Ø    George du Maurier—Daphne’s grandfather and author of Trilby, the story of a young girl transformed into a diva by the evil musical genius Svengali. Trilby inspired the 1910 novel, Phantom of the Opera, that was later adapted into the longest running Broadway show in history. The word “Svengali” has entered the language meaning a person who, with evil intent, manipulates another into doing what is desired.

Ø    Gerald du Maurier— Daphne’s father and actor acclaimed for his dual role of George Darling and Captain Hook in J. M. Barrie’s play, Peter Pan

Ø    Angela—Daphne’s sister and a beautiful actress who played Wendy in Peter Pan.

Ø    Peter—Daphne’s cousin and publisher of her first short story, identified as the name source of the play, Peter Pan.

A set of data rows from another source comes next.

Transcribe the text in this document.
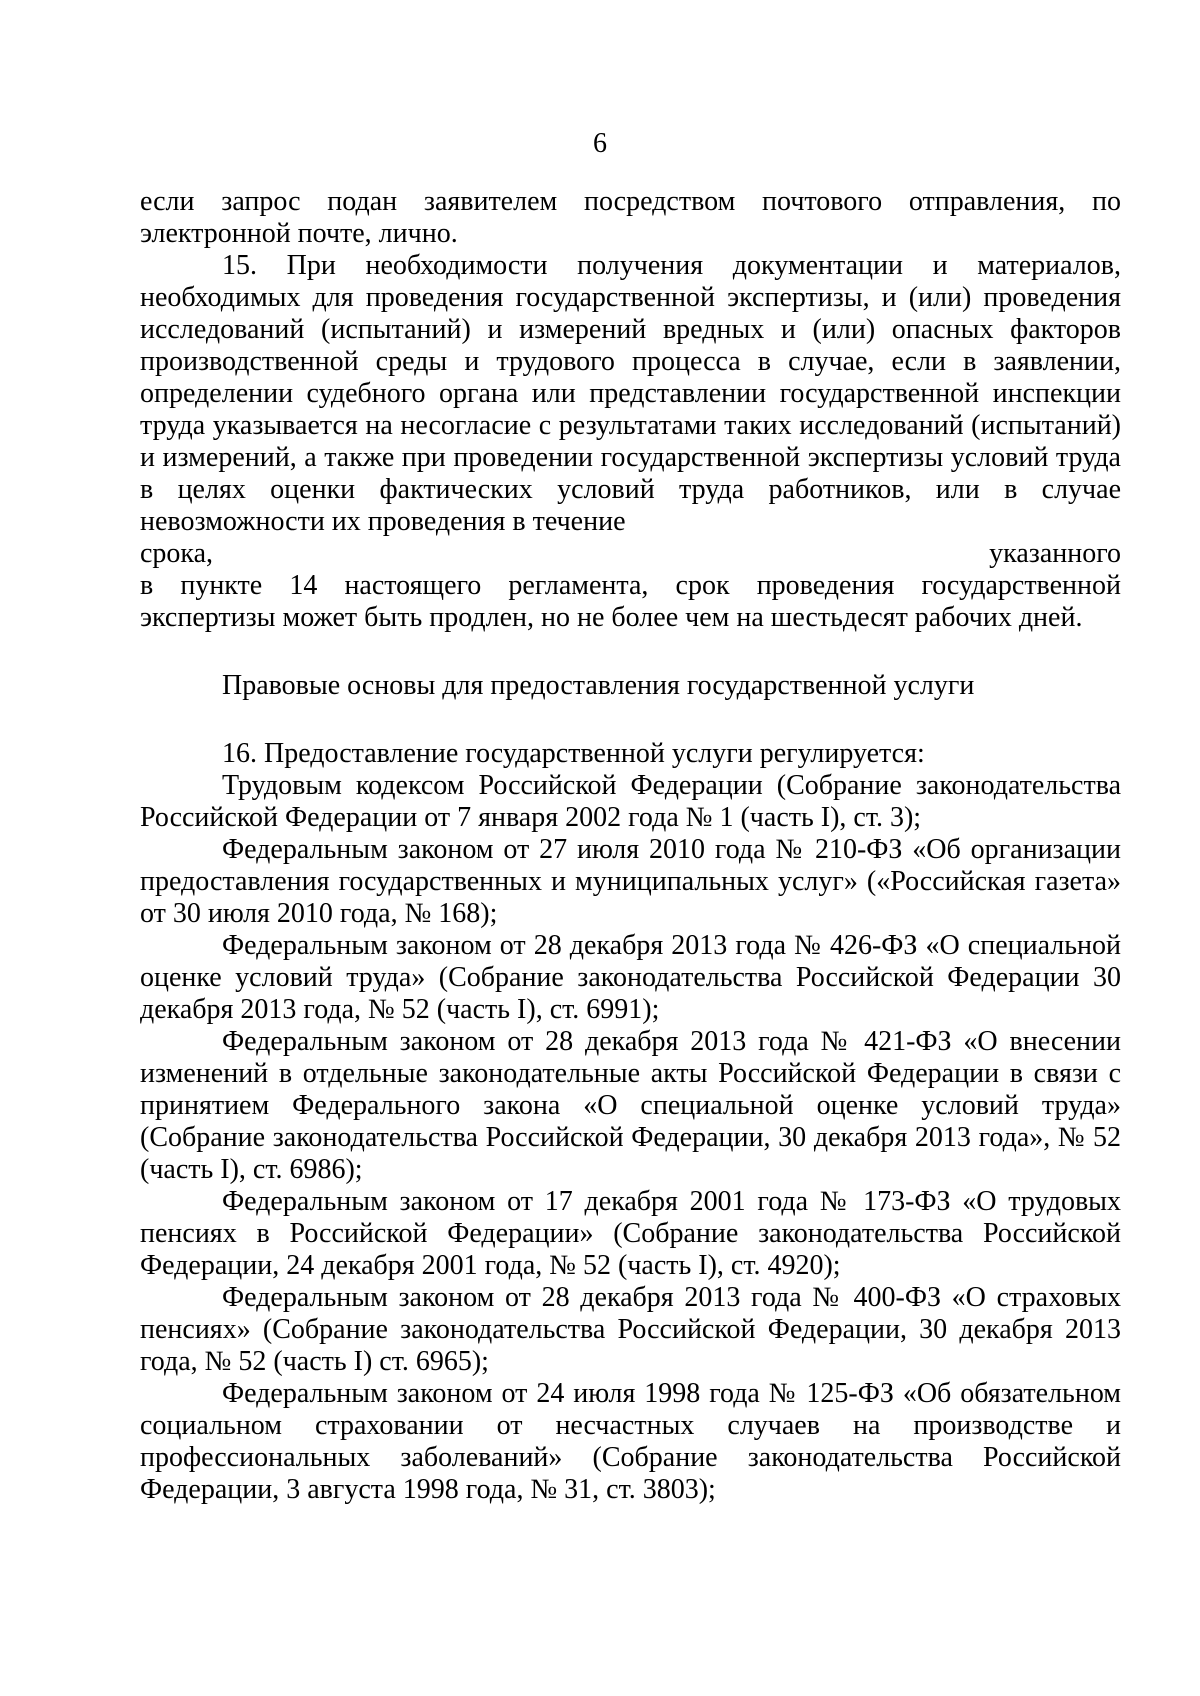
6

если запрос подан заявителем посредством почтового отправления, по электронной почте, лично.

15. При необходимости получения документации и материалов, необходимых для проведения государственной экспертизы, и (или) проведения исследований (испытаний) и измерений вредных и (или) опасных факторов производственной среды и трудового процесса в случае, если в заявлении, определении судебного органа или представлении государственной инспекции труда указывается на несогласие с результатами таких исследований (испытаний) и измерений, а также при проведении государственной экспертизы условий труда в целях оценки фактических условий труда работников, или в случае невозможности их проведения в течение

срока, указанного

в пункте 14 настоящего регламента, срок проведения государственной экспертизы может быть продлен, но не более чем на шестьдесят рабочих дней.

Правовые основы для предоставления государственной услуги

16. Предоставление государственной услуги регулируется:

Трудовым кодексом Российской Федерации (Собрание законодательства Российской Федерации от 7 января 2002 года № 1 (часть I), ст. 3);

Федеральным законом от 27 июля 2010 года № 210-ФЗ «Об организации предоставления государственных и муниципальных услуг» («Российская газета» от 30 июля 2010 года, № 168);

Федеральным законом от 28 декабря 2013 года № 426-ФЗ «О специальной оценке условий труда» (Собрание законодательства Российской Федерации 30 декабря 2013 года, № 52 (часть I), ст. 6991);

Федеральным законом от 28 декабря 2013 года № 421-ФЗ «О внесении изменений в отдельные законодательные акты Российской Федерации в связи с принятием Федерального закона «О специальной оценке условий труда» (Собрание законодательства Российской Федерации, 30 декабря 2013 года», № 52 (часть I), ст. 6986);

Федеральным законом от 17 декабря 2001 года № 173-ФЗ «О трудовых пенсиях в Российской Федерации» (Собрание законодательства Российской Федерации, 24 декабря 2001 года, № 52 (часть I), ст. 4920);

Федеральным законом от 28 декабря 2013 года № 400-ФЗ «О страховых пенсиях» (Собрание законодательства Российской Федерации, 30 декабря 2013 года, № 52 (часть I) ст. 6965);

Федеральным законом от 24 июля 1998 года № 125-ФЗ «Об обязательном социальном страховании от несчастных случаев на производстве и профессиональных заболеваний» (Собрание законодательства Российской Федерации, 3 августа 1998 года, № 31, ст. 3803);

            Now the circle closes in the dénouement: We are all connected, perhaps not as dramatically as the Barrie-du Maurier connection, but we are all linked nonetheless. This idea gives me great comfort, because Vicki and I are moving to Virginia to be nearer to our children and grandchildren who live in the Carolinas. As we move, we trust that the connections we have made in College Station will remain unseparated by six degrees.